Jack Muncy, a 42-year veteran of TVA, is one of about a dozen natural resource specialists at the agency. They check undeveloped properties which could be improved for public use or designated for conservation. Something Muncy's loved since childhood.
"I grew up on a farm in rural east Tennessee near Cumberland Gap. I've always had a passion and appreciation for the land," says Muncy.
On Friday he went to an area called "Friendship Forest" off Highway 58 in Hamilton County, not far from Harrison Bay. He looks for clues about the condition of the land.
"Insects and disease. Natural storm damage," says Muncy. "How the property is being used. Misuses and abuses. Nuisance animals."
He looks for wildlife in the area, or at least signs of what kinds have been there.
"This actually is where a buck deer has taken his antlers and rubbed this eastern red cedar and kind of established his domain," explains Muncy as he points to the tree.
He also looks for invasive plants, like Chinese Privet, which attacks native species. He comes up with a plan to get rid of it.
He looks at tree trunks for signs of illegal shooting. He saw one Friday that had large holes where shotgun shells had been fired into it. Not all TVA properties allow hunting or target practice.
He also clears litter, anything from beer cans to tires. He checks property boundaries and installs new signs where needed.
In 2010 Muncy developed a streamlined, uniform process for assessing these TVA sites that receive the most public use and have the most ecological value.
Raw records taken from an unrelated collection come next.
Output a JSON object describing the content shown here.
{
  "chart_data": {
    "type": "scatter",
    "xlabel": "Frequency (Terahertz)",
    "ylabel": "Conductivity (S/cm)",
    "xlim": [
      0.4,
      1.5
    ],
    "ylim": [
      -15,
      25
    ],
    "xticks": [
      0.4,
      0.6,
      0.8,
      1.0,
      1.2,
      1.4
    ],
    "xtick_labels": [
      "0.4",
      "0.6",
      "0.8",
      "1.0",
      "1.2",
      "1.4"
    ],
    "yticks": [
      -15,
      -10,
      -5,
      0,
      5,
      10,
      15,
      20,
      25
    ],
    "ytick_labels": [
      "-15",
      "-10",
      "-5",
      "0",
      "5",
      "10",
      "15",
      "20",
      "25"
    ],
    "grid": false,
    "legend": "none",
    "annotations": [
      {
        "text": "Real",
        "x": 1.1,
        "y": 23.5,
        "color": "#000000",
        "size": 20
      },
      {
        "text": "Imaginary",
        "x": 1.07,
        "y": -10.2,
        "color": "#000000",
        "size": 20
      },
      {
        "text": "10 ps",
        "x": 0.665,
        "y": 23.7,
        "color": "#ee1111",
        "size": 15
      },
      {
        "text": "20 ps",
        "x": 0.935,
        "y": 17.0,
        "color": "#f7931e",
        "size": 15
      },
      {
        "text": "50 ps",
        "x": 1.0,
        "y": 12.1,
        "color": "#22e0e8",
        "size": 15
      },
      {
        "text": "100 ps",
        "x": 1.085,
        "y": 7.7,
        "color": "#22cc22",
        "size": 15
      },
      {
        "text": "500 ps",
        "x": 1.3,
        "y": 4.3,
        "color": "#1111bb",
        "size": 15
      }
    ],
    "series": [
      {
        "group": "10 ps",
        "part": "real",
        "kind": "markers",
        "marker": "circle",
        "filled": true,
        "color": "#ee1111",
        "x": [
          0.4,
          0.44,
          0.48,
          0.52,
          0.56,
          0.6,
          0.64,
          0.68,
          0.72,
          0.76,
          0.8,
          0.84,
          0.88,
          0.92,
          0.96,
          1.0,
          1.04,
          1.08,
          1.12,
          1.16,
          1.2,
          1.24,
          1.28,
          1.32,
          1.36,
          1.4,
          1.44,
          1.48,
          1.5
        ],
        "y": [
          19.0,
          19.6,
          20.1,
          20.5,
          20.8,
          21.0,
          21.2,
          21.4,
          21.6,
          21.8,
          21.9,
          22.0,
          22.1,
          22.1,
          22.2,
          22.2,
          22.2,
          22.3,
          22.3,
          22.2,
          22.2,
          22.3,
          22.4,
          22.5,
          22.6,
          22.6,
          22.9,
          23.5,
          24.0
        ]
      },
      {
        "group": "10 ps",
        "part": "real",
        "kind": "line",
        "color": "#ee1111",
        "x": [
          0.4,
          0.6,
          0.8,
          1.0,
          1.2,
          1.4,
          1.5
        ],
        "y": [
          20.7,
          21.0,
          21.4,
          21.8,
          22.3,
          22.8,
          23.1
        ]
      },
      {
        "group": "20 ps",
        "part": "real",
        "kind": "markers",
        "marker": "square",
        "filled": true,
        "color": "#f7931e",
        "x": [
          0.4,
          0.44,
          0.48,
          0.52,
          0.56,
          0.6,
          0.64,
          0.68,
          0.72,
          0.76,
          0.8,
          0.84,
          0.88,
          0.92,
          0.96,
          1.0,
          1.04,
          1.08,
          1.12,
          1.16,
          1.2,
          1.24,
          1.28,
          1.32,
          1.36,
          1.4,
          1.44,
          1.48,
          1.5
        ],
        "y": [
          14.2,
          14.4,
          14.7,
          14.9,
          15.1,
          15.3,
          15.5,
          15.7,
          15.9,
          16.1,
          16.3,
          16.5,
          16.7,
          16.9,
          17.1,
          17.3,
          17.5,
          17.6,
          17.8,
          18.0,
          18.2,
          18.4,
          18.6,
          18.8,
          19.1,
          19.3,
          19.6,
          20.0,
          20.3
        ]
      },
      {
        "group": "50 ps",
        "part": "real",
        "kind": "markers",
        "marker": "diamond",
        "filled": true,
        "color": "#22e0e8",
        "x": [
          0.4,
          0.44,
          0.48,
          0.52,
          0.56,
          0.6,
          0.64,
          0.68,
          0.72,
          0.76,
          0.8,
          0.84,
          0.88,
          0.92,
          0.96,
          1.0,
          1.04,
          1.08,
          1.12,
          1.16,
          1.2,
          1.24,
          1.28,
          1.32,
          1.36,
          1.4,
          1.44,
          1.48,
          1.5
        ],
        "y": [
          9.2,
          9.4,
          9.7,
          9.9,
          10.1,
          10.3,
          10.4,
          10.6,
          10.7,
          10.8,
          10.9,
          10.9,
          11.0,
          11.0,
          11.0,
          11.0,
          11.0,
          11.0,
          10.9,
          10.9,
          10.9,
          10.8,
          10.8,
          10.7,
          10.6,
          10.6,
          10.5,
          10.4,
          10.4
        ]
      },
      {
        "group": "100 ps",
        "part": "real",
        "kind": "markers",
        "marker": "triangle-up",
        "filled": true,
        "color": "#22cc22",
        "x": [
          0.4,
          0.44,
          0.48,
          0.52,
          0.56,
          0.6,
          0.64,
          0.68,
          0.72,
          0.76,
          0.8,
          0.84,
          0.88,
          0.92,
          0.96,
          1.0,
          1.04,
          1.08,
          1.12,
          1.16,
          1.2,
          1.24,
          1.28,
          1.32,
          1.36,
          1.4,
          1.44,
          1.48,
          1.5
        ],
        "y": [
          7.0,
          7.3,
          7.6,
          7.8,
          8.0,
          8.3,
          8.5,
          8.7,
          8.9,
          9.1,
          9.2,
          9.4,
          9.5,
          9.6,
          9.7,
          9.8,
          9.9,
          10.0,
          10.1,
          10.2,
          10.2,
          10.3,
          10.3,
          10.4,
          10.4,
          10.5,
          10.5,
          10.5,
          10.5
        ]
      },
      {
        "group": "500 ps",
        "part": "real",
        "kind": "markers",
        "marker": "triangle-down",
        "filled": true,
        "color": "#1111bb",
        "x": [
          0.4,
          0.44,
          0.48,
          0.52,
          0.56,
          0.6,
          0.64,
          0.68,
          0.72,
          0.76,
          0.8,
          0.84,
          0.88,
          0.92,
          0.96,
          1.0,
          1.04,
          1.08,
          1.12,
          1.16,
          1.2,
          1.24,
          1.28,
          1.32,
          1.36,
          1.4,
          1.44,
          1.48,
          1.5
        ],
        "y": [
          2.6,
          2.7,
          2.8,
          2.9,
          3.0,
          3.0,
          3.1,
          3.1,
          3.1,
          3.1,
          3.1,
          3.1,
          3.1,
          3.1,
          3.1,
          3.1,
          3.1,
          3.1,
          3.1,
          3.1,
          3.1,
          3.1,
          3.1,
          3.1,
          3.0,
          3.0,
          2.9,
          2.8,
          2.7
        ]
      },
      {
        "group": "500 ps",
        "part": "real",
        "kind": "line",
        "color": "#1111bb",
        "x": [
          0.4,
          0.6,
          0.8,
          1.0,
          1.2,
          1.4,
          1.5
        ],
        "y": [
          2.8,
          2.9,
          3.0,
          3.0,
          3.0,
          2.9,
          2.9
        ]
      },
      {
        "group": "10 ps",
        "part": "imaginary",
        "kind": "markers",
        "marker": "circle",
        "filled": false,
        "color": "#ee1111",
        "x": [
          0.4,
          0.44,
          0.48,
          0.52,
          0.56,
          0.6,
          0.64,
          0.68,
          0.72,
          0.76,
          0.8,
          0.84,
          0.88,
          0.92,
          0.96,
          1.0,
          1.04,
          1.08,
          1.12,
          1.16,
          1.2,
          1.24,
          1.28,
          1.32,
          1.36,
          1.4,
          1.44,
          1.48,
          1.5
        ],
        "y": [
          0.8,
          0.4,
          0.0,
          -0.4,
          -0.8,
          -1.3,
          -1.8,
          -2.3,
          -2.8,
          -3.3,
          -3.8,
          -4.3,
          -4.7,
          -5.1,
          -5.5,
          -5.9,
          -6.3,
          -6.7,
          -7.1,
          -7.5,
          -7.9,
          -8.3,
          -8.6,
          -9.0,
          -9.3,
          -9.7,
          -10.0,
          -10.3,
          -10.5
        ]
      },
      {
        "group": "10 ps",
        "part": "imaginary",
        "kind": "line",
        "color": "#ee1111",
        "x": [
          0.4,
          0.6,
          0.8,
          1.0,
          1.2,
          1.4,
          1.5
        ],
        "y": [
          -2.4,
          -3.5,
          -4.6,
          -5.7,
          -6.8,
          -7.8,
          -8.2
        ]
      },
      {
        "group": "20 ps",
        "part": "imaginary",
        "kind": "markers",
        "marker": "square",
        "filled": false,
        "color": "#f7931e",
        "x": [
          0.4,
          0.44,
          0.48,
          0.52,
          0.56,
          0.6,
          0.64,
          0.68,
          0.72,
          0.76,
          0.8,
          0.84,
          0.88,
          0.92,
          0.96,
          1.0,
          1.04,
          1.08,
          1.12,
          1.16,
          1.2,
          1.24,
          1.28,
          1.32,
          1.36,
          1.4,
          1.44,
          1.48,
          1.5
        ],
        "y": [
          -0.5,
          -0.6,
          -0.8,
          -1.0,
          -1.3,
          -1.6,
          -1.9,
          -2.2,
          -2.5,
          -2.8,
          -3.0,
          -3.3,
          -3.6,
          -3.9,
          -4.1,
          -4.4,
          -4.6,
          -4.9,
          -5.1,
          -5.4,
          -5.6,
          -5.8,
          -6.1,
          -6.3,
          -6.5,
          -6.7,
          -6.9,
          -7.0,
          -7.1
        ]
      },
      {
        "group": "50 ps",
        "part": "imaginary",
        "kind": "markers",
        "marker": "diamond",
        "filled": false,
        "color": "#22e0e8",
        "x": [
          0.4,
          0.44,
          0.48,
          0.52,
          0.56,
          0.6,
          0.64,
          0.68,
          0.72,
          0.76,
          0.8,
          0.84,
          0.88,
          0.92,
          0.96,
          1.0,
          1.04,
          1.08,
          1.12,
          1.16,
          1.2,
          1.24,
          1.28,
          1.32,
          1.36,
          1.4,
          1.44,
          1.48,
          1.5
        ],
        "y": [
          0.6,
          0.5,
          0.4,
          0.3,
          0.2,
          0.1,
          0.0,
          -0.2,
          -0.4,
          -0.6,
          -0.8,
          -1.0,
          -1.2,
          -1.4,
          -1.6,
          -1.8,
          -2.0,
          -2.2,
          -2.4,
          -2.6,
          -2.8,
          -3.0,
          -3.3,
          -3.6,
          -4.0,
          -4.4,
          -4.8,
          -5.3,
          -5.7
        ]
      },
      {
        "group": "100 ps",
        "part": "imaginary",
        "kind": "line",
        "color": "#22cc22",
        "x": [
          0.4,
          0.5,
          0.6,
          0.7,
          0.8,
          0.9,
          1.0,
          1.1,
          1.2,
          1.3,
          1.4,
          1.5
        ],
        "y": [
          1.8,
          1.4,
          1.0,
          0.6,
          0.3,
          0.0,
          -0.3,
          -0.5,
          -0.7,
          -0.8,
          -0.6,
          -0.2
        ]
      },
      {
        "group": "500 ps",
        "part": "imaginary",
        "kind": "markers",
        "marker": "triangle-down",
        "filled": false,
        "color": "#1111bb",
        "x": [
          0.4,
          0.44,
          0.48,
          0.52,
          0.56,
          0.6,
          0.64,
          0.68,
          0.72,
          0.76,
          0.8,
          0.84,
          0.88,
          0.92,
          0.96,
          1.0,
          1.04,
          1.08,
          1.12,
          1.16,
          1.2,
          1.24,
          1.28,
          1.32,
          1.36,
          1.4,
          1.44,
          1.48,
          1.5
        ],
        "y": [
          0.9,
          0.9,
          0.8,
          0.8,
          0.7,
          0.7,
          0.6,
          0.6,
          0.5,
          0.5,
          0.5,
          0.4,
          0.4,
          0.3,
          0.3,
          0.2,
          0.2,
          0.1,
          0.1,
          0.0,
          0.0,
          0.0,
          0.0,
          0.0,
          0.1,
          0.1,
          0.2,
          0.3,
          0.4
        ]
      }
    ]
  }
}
He goes through a checklist and scores each property. All the information is entered into a data base.
"By that standardization it gives us uniformity in our management approach," says Muncy.
He and the other natural resource specialists have covered 110,000 of the 180,000 acres. It'll take five to seven years to finish. Then they'll go through the cycle multiple times. It'll be an ongoing process through future generations.
"Land use is dynamic. Plant communities are dynamic," adds Muncy. "So we need to be dynamic in our processes."